Document Crunch adopted a new development principle: build agent-first, then GUI. Before committing engineering resources to a feature, prove the concept with AI-assisted prototyping. Lee formalized this as an engineering standard — not a suggestion, a requirement.
Auto-redlining was repositioned from "future consideration" to potentially the biggest feature for Document Crunch 2.0 customers. The overnight prototype proved both technical feasibility and market demand in a single stroke.
The auto-redline prototype didn't just validate one feature. It proved a pattern. If AI can analyze a contract and generate redlined output, the same architecture applies to Notice Builder, COI Review, and Lien Waiver Review — three significant customer value surfaces that went from abstract roadmap items to a concrete, buildable pipeline.
The leadership team saw a designer — not an engineer — build a working, deployed application overnight that addressed one of their customers' biggest pain points. It changed the question from "how many sprints will this take?" to "can someone prototype this by tomorrow?"
With agent-first development now mandatory company practice, I led the redlining discovery as the Principal-level strategic designer for Cycle 5. That work grew into the AI Strike Team, where I architected a three-tier knowledge structure that turns generic language models into domain-fluent AI employees:
The layers compose. The AI doesn't just answer questions — it speaks the company's language, understands its craft, and knows the neighborhood it operates in. The framework shipped to real clients including a custom home builder in Seguin, Texas, paired with a fifteen-task scheduled-automation library.
The overnight redline prototype wasn't the end of a sprint. It was the start of a new way of working.
I'm a designer. I built a full-stack application with AI analysis, PDF processing, and OOXML document generation. The traditional demarcation between "designer" and "engineer" is becoming less about capability and more about preference. AI agents are the great equalizer.
The demo wasn't going to pass a security audit or handle ten thousand concurrent users. It didn't need to. It needed to prove the workflow was possible, the output was useful, and the concept was worth investing in. It did all three in twelve hours.
When a prototype takes months, it's a commitment. When it takes hours, it's an experiment. Document Crunch went from debating whether auto-redlining was feasible to watching it work in real-time — overnight. That speed doesn't just save time; it changes what decisions get made.

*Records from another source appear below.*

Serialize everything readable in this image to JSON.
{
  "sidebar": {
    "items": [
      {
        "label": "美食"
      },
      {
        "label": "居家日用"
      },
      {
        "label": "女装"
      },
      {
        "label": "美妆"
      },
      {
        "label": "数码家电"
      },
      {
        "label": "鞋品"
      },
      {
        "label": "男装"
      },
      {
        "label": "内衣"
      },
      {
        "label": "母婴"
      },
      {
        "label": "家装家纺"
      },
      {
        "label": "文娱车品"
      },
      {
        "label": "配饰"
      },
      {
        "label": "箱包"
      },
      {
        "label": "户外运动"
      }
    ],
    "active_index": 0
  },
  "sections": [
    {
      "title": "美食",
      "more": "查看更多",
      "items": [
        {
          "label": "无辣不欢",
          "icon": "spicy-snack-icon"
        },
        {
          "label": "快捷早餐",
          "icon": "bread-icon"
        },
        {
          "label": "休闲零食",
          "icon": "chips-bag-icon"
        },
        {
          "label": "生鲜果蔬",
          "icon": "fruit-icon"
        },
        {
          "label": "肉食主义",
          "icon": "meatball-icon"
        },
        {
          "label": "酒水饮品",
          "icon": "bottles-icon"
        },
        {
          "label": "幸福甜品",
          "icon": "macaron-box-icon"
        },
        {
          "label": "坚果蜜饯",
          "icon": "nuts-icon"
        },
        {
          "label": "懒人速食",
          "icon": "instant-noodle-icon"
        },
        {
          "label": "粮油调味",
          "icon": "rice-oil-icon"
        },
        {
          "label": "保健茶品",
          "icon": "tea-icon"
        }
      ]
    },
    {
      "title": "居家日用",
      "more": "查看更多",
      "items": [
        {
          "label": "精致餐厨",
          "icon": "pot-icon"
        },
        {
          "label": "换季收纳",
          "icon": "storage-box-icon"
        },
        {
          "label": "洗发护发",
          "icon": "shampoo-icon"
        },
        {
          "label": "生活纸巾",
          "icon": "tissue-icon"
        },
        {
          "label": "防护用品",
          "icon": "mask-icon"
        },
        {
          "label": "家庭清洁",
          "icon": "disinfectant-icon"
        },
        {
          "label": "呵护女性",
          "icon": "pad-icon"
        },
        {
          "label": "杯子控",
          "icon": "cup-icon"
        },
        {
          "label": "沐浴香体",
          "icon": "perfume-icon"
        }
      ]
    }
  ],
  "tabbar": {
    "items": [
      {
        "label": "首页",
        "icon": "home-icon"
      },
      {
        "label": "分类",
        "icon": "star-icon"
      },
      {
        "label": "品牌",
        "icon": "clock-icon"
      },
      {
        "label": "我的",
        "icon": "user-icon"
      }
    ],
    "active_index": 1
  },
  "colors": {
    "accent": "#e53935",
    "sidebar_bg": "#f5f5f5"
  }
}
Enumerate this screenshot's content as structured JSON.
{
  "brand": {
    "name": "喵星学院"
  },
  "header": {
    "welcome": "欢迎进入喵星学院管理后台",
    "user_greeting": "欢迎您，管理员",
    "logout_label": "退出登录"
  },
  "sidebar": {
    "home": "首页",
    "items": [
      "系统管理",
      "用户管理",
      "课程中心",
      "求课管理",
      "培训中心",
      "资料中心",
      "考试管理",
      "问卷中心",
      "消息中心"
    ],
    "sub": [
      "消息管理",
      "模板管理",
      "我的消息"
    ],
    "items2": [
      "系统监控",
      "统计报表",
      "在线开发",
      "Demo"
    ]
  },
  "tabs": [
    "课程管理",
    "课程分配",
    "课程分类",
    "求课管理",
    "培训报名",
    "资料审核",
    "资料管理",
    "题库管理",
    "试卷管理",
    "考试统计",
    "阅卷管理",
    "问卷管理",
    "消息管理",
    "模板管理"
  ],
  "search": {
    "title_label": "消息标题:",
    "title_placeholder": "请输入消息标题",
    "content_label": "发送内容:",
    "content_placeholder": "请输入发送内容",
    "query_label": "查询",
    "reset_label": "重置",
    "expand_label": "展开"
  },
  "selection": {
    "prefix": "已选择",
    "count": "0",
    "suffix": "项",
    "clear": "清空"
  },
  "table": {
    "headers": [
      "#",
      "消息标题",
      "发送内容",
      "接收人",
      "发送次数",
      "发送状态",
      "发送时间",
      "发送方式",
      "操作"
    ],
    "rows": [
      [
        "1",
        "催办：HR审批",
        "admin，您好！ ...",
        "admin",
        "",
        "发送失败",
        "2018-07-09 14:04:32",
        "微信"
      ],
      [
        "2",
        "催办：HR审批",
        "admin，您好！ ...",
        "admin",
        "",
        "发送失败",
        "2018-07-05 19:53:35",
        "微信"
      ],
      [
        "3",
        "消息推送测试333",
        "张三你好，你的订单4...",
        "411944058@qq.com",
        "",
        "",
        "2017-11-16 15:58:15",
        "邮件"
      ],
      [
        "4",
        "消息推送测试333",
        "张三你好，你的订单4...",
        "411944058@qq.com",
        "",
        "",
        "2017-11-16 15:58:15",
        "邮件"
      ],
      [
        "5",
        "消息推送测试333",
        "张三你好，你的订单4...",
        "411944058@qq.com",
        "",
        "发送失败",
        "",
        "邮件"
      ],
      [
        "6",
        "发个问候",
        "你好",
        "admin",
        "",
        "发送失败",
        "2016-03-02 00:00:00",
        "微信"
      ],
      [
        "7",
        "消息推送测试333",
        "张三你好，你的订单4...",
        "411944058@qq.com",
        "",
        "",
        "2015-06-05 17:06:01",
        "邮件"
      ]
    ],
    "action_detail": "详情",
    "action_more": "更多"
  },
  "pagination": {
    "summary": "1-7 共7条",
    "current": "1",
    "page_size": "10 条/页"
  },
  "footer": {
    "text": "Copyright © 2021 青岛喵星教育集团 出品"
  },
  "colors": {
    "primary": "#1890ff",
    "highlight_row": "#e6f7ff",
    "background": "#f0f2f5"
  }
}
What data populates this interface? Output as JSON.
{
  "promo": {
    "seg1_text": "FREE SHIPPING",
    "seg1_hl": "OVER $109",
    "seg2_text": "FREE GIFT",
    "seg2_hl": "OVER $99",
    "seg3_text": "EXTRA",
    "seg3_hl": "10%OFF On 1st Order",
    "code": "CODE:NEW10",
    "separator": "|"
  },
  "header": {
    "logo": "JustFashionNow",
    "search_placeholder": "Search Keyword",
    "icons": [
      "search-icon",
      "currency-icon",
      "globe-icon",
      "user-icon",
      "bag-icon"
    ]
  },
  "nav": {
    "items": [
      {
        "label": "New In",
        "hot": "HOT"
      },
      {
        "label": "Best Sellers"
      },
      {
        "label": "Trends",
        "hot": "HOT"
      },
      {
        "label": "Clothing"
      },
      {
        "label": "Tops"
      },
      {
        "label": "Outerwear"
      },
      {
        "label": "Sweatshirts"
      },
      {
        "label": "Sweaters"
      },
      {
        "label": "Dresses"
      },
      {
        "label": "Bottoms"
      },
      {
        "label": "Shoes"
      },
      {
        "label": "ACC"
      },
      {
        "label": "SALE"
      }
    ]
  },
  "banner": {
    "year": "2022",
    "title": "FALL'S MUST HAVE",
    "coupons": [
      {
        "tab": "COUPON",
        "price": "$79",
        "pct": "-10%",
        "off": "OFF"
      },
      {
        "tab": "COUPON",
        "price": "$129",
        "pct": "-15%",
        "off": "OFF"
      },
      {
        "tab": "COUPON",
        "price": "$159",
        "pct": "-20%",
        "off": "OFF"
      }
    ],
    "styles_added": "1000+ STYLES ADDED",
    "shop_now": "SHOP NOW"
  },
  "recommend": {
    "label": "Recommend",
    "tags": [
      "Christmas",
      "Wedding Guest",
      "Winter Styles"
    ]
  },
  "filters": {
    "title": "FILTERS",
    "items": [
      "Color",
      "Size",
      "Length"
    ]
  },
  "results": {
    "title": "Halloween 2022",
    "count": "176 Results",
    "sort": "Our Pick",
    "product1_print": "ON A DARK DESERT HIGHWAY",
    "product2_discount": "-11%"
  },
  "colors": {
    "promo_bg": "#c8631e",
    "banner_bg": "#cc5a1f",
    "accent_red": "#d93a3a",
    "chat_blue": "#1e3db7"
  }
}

Lee's observation — "we will die without it" — isn't hyperbole. Companies that adopt AI-native development workflows will iterate faster, validate sooner, and ship more than those that don't. The gap will only widen.
All the AI tooling in the world doesn't matter if you can't demo something that makes leadership say everyone else better get on their shit. The prototype worked because it solved a real problem ($800/hour legal fees), demonstrated a real workflow (upload → analyze → redline → download), and produced a real artifact (a Word doc with tracked changes). Substance over spectacle.
Twelve hours. One designer. An AI agent orchestrating sub-agents via a messaging app. A deployed prototype that changed a company's roadmap, development philosophy, and competitive strategy.
The construction industry moves slowly by nature — long contracts, longer projects, legacy workflows. Document Crunch exists to accelerate that. On one February night, a designer with AI tools showed the company itself what acceleration really looks like.